Finally getting started with the actual coursework. The first exercise under ‘Getting to know your camera’ is about focal length and angle of view.
Take three photographs, one at a focal length that gives a ‘standard’ (equivalent to human eye) view, one at a wide angle and one at a telephoto zoom length. Print each one at A4 size. Hold them up at eye level to measure the distance from eye to photo where the image is the same size as the actual subject. Observe the differences between the photos taken at the varying focal lengths.
Canon EOS 650D with EF 24-105mm f/4.0 L IS USM lens
I found this slightly confusing at first but worked it out after checking how other people had done it (and some had the same initial confusion as me, which made me feel better). I set up the camera on a tripod on a low wall in the garden and pointed the camera at a terracotta garden ornament, positioned at the foot of a tree with a few daffodils for background detail.

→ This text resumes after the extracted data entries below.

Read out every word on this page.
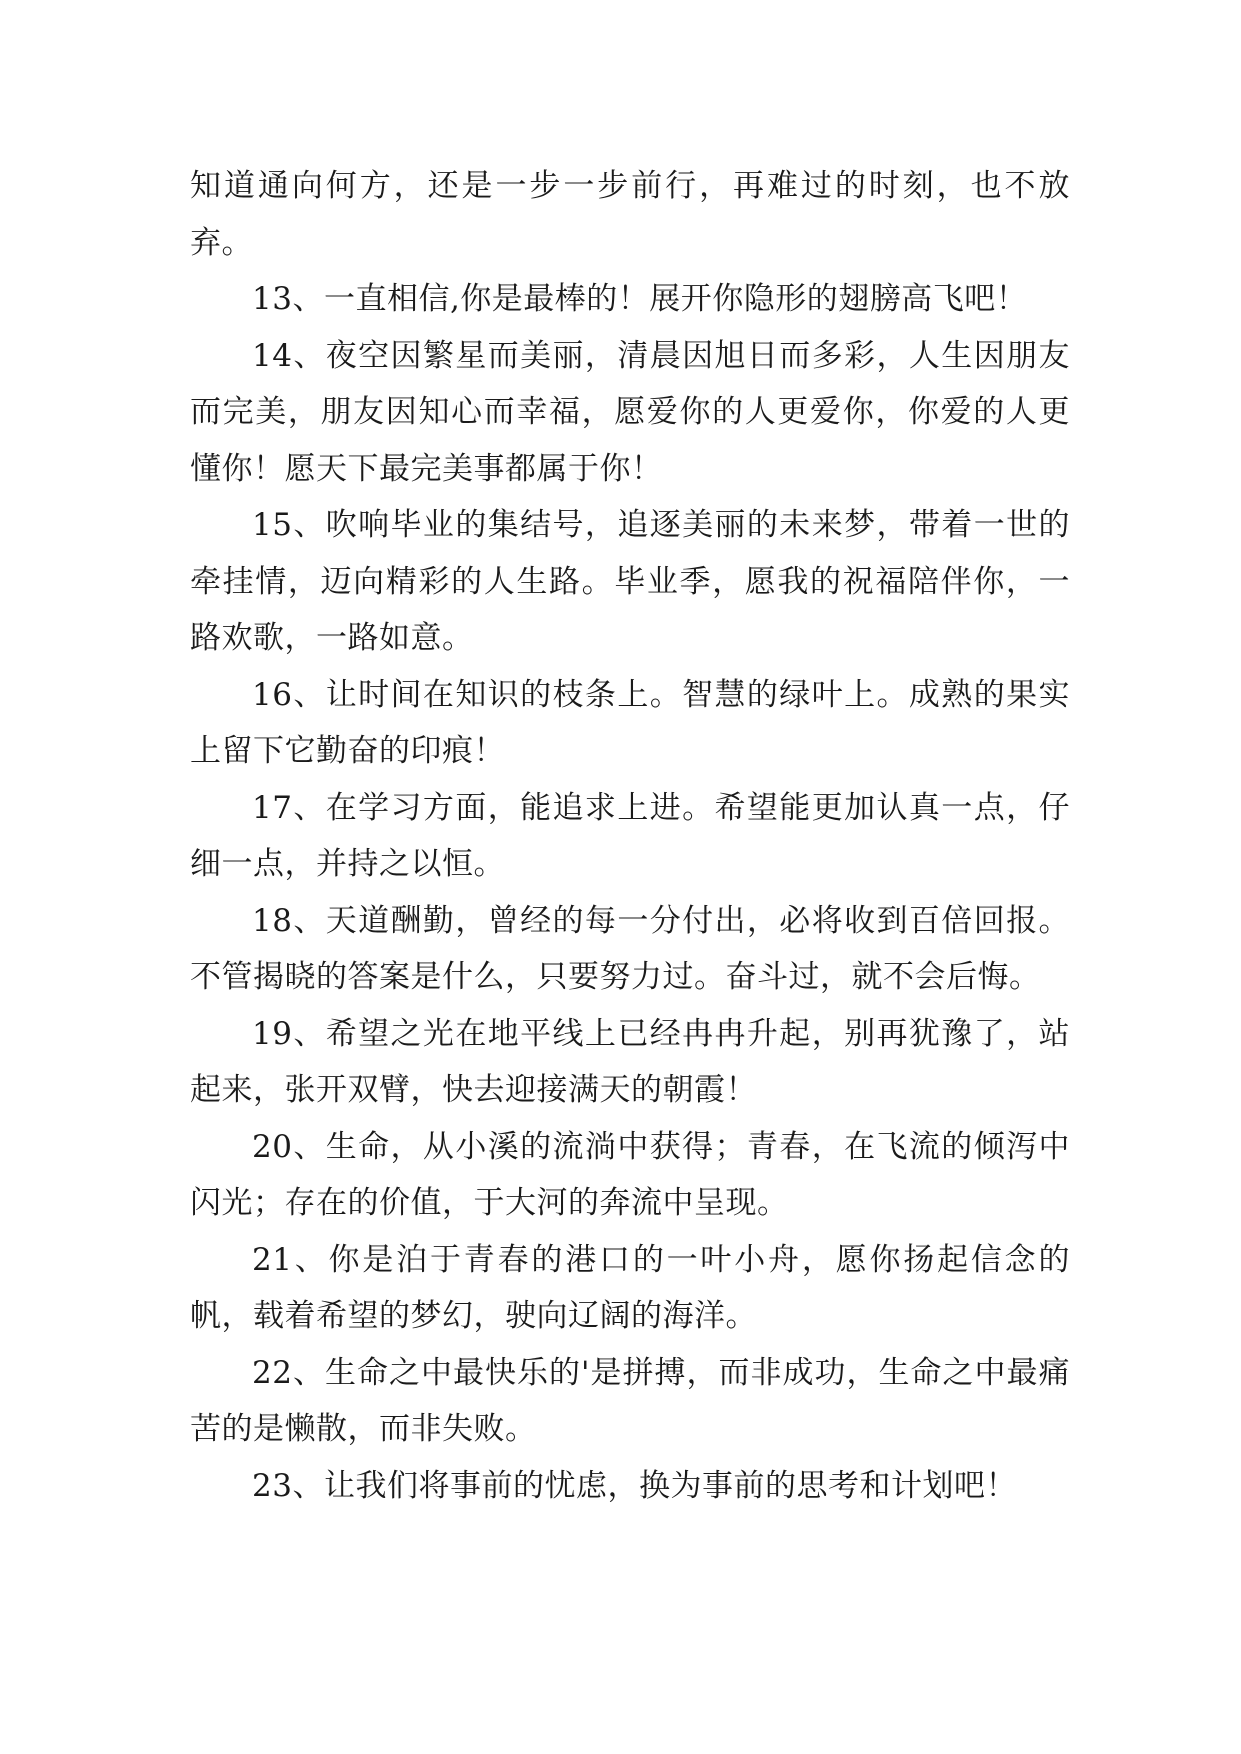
知道通向何方，还是一步一步前行，再难过的时刻，也不放弃。

13、一直相信,你是最棒的！展开你隐形的翅膀高飞吧！

14、夜空因繁星而美丽，清晨因旭日而多彩，人生因朋友而完美，朋友因知心而幸福，愿爱你的人更爱你，你爱的人更懂你！愿天下最完美事都属于你！

15、吹响毕业的集结号，追逐美丽的未来梦，带着一世的牵挂情，迈向精彩的人生路。毕业季，愿我的祝福陪伴你，一路欢歌，一路如意。

16、让时间在知识的枝条上。智慧的绿叶上。成熟的果实上留下它勤奋的印痕！

17、在学习方面，能追求上进。希望能更加认真一点，仔细一点，并持之以恒。

18、天道酬勤，曾经的每一分付出，必将收到百倍回报。不管揭晓的答案是什么，只要努力过。奋斗过，就不会后悔。

19、希望之光在地平线上已经冉冉升起，别再犹豫了，站起来，张开双臂，快去迎接满天的朝霞！

20、生命，从小溪的流淌中获得；青春，在飞流的倾泻中闪光；存在的价值，于大河的奔流中呈现。

21、你是泊于青春的港口的一叶小舟，愿你扬起信念的帆，载着希望的梦幻，驶向辽阔的海洋。

22、生命之中最快乐的'是拼搏，而非成功，生命之中最痛苦的是懒散，而非失败。

23、让我们将事前的忧虑，换为事前的思考和计划吧！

As instructed I worked out what 50mm equivalent would be on my Canon crop-sensor camera – a crop factor of 1.6x means that I should select 31.25mm (this was the part that had me briefly confused; makes sense now though). As it turned out, the EXIF data said I actually took the shot at 32mm, which is pretty close.
Then I took the wide angle shot at 24mm (widest I could go as this is the only zoom lens I own, for now anyway!) and the telephoto shot at 105mm. Printed them out on A4 as instructed and then did the measuring part. I needed help from my long-suffering assistant* (*wife) for the telephoto shot as my arms weren’t long enough. Then I did some mathematical checking against the theory and was reasonably pleased that it stacked up!
This was supposed to correspond to the ‘standard’ 50mm field of view which on my crop sensor should have been 31.25mm (close enough). this gave a corrected focal length of 51.2mm.
To see the image and the subject at the same size I had to have this 350mm away from my eyes.
This is the widest view, 24mm or 38.4mm equivalent when corrected for the crop factor. Not too different to the first one really. Wish I had kept my old Tamron 18-50mm…
To see the image and the subject at the same size I had to have this 290mm away from my eyes.
This is the furthest extremity of my zoom lens, 105mm. Or corrected for the crop factor, equivalent to 168mm.
To see the image and the subject at the same size I had to have this 1150mm away from my eyes.
I did some maths to check whether my findings were in line with focal length physics (with thanks to Martin Proctor, who inspired me to dig out the formula). Simply put, dividing the (corrected) focal length by 50 (as 50mm is closest to a 1:1 subject:image view) gives the magnification factor.
So: 24mm (corrected: 38.4mm) should give a magnification of 0.768x and an expected viewing distance of around 269mm compared to my 32mm (51.2mm) distance – I measured 290mm, so not far off.
Similarly, 105mm (corrected: 168mm) should give a magnification of 3.36x and an expected viewing distance of around 1176mm – I measured 1150mm, again pretty close. I’m putting any slight variances down to the gusty weather and me not wearing my glasses!
What I’ve learned:
After many years I think I’m finally getting my head how focal length affects an image. The concept of the ‘standard’ view makes a lot of sense now. I wish I’d had a wider lens range for this exercise but I think I’ve managed to demonstrate the principles enough for me to grasp the key points.